如果3’端错配对稳定性具有较低的破坏性，那么则需要根据倒数第二个碱基对的稳定性进一步判断是否应该引入错配（c、d）；

如果3’端错配对于稳定性具有较强的破坏性，那么不建议在倒数第三位引入错配，但当倒数第二位是具有较强稳定性的碱基对时，则可以考虑（e、f）。

箭头标示热力学稳定性，长箭头表示高稳定性碱基对，短箭头则表示低稳定性碱基对，x表示错配且对稳定性破坏较低，X表示错配且对稳定性破坏较大，x及其上箭头表示虽然是错配，但仍然具有一定的稳定性。

图3示出：毛细管电泳检测的阳性和阴性结果对照示例图。

图4示出：PCR-测序法灵敏度实验结果峰图。

图5示出：基于人工修饰引物的定量突变检测的产物电泳图示例。

图6示出：利用基于人工修饰引物的定量突变检测方法分别检测0%、0.02%、0.2%、2%、10%、20%、50%和100%的人肺癌组织EGFR基因L858R点突变标准品的毛细管电泳荧光峰图结果。

图7示出：利用PCR测序法、AMRS法、AMP-MDS法进行EGFR基因的L858R突变检测的准确率。

本发明涉及一种基于人工修饰引物的定量突变检测系统(Mutation Detection System by Artificial Modified Primers, AMP-MDS)。
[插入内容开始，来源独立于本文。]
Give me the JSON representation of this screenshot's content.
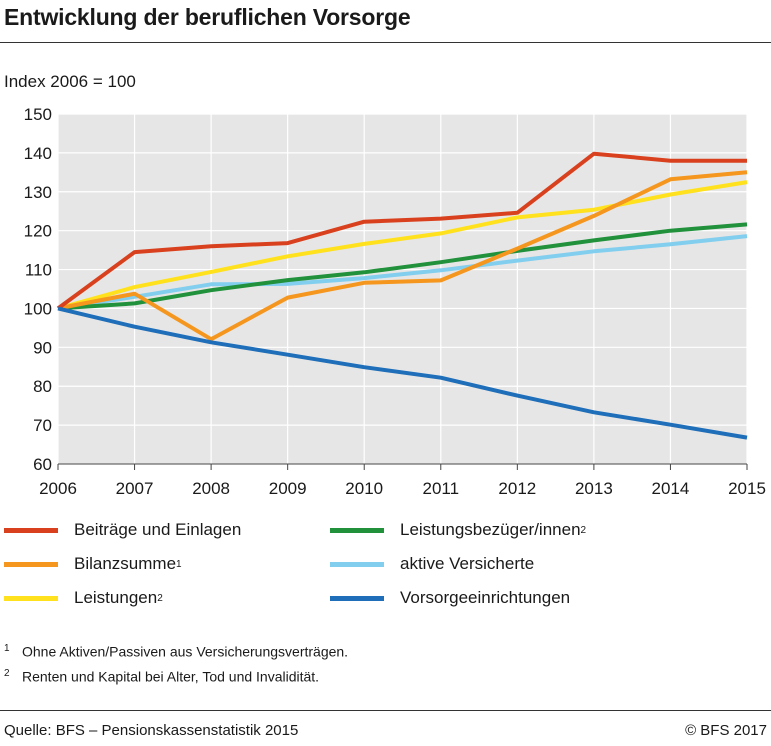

为了合理地估计引物与模板结合的3’端对DNA聚合酶结合的影响，兼顾稳定性与特异性，我们重点考虑在3’端5个碱基的区域引入错配，一方面保证必要的稳定性以利于DNA聚合酶结合，对DNA结合有重要影响的是3’端6个碱基。这里采用保守的做法，取5个碱基进行人工干预；另一方面，根据配对具体情况，适当引入错配，避免造成稳定性过高的3’端所引起假阳性结果。和传统方法相比，本发明的方法的创新之处是在引物3’端5个碱基的区域按照热力学稳定性高低相间的模式引入一个或者一个以上的人工突变的引物设计理念，既考虑了某些错配亦稳定的事实，也考虑了对DNA聚合酶的影响；最后并结合了毛细管电泳技术，使之可高灵敏度和高选择性地进行突变的定量检测。